Around an hour later, it is time for Kaffee und Kuchen. Metka neatly sets the table, makes coffee and carefully puts a freshly baked apple pie, made according to Ivačič’s recipe, on the table. Soon after, we are joined by Mortaza, Sogra and Koza. They bring tea. German filtered coffee, Yugoslav apple pie and Afghan tea.
Encouraged by the old photos, Metka puts an old map on the table and the comparison of the two journeys begins. Mortaza, Sogra and Metka compare the length of the journey, the hours of driving, the countries they crossed, the things they took with them.

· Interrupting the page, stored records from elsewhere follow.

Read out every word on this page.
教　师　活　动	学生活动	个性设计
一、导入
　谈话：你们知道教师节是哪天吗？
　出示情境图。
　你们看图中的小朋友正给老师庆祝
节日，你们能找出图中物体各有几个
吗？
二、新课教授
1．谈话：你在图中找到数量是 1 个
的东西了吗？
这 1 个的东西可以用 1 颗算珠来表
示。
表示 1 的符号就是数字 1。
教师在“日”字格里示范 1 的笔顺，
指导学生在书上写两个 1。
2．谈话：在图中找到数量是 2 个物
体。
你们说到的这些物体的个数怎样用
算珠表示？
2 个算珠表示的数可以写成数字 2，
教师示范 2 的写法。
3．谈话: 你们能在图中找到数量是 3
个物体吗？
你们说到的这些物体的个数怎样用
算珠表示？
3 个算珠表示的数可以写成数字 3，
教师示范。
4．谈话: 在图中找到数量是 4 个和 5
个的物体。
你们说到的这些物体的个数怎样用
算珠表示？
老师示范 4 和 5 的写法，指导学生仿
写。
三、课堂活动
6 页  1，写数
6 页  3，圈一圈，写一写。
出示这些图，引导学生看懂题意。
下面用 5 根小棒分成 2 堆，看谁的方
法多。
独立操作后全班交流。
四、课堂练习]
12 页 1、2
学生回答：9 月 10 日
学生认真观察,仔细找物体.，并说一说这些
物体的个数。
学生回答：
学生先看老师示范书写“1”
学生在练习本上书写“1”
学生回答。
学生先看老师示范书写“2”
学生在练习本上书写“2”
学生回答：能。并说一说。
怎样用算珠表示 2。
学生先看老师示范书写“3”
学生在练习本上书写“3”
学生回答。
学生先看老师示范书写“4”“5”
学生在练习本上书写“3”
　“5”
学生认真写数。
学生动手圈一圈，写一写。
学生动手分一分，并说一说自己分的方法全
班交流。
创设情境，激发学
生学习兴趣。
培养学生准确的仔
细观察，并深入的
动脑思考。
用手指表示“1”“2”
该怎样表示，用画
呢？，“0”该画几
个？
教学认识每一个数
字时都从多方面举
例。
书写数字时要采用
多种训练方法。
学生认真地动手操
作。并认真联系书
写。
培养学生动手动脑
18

She from Yugoslavia, they from Afghanistan.

A shot of living memory.

A monument to travellers.

 

A sequence of memory joining the past that fills the present and shows the potential possibility of the future. The future that means being together. Not tomorrow, but today and here. Metka, Mortaza and Soghra, all under the same roof, travellers at a different time and from different places, arouse the feeling of all that cannot be found in the archival footage. The experience of the past that opens the possibility for a tomorrow.

 

Translation: Maja Lovrenov

 

Nika Autor is a visual artist. Her practice is based on experimental and documentary films, film essays, photography, collages, drawings and spatial video installations. The focus of her work is a research of the politics of memory dealing with concealed topics of the forgotten past and the silenced present, entailing particular images, specific constructions of collective memory as well as personal/oral narratives. She is part of the collective Newsreel Front.